Physical

Alex stood shivering in the doctor’s office. It was early in the morning — so early the sun hadn’t risen yet and outside the sky was red and sullen, city lights thrown onto the clouds from beneath.

“Please remove your clothes.” The doctor’s voice — if it was the doctor’s voice — came from nowhere; it welled out of the furniture and the tongue depressors, came rustling up from the sheet of paper laid down over the patient bed.

Alex took off his shirt and his shoes and his pants and hugged his bare chest, uncomfortable in his underwear and his socks.

“Please remove your clothes.”

Off came the underwear and the socks and he kept his hands cupped around the heat of his genitals.

“Please remove your clothes.”

Alex sighed and hooked his fingers behind his ears. Off came his skin, off came his hair. His muscles gleamed wetly in the fluorescent light.

“Please remove your clothes.”

Off with the muscles.
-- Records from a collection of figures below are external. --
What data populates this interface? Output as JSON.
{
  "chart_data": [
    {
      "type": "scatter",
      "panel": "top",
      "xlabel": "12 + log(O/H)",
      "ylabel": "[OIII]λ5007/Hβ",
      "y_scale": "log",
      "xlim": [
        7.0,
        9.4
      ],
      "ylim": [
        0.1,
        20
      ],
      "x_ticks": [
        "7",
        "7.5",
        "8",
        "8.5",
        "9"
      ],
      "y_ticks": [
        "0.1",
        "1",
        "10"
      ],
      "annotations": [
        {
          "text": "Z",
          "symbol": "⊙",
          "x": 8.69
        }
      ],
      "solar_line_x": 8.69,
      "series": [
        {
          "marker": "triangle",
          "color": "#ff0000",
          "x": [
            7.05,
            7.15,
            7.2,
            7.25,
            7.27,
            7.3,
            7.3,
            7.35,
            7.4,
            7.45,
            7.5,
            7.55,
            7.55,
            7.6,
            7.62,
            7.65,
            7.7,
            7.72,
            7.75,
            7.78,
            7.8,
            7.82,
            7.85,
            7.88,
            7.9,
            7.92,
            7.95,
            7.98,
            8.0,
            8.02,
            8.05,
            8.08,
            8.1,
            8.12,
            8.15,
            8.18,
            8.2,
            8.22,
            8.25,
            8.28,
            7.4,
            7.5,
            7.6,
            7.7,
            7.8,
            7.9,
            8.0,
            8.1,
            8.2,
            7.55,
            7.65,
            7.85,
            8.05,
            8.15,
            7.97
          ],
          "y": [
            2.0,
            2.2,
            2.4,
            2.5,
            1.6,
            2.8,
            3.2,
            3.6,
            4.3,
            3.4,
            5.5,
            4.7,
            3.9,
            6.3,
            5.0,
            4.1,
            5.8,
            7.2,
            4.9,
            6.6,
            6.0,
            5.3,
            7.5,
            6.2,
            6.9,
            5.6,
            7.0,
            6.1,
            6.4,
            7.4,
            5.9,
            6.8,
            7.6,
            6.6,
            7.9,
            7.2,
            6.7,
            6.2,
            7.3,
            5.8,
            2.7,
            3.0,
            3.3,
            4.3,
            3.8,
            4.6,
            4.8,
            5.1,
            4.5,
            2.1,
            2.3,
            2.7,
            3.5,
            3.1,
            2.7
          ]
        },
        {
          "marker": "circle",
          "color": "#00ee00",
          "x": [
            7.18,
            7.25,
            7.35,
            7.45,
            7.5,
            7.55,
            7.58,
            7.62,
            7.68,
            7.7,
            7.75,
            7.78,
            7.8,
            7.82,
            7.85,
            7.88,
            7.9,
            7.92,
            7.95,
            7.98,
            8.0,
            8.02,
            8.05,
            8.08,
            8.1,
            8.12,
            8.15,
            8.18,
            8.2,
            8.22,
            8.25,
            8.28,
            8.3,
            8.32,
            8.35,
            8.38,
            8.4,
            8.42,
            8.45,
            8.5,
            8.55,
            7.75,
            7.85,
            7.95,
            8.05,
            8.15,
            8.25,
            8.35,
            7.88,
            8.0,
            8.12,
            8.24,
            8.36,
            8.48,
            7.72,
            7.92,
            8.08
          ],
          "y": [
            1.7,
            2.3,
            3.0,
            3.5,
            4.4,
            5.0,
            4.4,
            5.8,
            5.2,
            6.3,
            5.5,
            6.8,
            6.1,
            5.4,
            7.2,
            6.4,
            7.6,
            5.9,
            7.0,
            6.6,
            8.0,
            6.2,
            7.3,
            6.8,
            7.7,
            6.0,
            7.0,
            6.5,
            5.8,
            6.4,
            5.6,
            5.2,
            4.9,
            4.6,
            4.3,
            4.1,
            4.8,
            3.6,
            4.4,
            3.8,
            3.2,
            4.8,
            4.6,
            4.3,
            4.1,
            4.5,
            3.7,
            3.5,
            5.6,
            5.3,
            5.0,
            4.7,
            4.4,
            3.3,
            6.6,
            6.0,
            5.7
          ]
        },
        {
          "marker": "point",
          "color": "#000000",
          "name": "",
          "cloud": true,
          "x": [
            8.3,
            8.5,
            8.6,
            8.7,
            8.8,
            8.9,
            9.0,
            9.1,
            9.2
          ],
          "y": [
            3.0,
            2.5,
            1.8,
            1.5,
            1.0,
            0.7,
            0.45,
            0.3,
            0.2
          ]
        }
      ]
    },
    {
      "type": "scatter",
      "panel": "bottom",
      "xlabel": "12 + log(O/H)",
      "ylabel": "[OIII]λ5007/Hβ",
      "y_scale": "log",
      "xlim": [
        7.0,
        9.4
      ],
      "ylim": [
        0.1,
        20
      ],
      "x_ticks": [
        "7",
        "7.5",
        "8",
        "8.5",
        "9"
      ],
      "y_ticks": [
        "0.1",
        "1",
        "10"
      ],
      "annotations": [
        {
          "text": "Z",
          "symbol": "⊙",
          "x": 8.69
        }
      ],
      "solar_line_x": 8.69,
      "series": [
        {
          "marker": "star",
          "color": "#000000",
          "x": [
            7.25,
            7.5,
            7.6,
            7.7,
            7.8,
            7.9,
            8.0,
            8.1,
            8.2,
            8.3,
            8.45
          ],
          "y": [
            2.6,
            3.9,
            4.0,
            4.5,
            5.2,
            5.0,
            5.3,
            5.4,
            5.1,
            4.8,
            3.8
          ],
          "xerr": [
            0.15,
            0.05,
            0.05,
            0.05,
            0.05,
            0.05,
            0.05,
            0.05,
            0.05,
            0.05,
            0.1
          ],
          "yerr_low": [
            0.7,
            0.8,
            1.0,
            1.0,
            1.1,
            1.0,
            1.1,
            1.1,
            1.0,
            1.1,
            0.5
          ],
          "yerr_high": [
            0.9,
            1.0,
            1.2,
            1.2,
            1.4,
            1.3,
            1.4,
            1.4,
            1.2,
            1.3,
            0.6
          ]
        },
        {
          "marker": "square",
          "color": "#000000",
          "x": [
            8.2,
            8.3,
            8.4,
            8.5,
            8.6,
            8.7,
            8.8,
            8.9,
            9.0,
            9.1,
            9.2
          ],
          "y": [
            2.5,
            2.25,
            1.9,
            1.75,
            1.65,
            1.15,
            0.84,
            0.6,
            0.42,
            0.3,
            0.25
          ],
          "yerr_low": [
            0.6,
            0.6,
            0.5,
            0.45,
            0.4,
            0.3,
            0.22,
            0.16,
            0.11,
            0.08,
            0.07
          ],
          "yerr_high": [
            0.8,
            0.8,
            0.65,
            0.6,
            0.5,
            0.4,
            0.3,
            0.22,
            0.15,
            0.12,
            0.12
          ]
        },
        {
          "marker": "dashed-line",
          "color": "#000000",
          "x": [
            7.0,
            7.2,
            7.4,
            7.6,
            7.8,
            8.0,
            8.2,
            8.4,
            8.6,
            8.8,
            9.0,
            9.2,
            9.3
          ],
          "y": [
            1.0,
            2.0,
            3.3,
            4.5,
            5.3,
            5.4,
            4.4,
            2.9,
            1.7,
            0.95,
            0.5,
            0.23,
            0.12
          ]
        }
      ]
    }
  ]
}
He was down to nerves and bones.

“Please remove your clothes.”

Just bones. His brain sat tidily on top of his clothes.

“Please remove your clothes.”

Alex hesitated, rattled his knuckles against his zygomatic arch, all that remained of his cheek. “I,” he said.

“Please remove your clothes.”

He was down to black earth and ivy; everything else sat folded more or less neatly on several chairs.

“Please remove your clothes,” the voice repeated.

“There’s nothing left to remove,” said Alex. “This is the bedrock.” A spider ran out of the cavern of his mouth, and disappeared.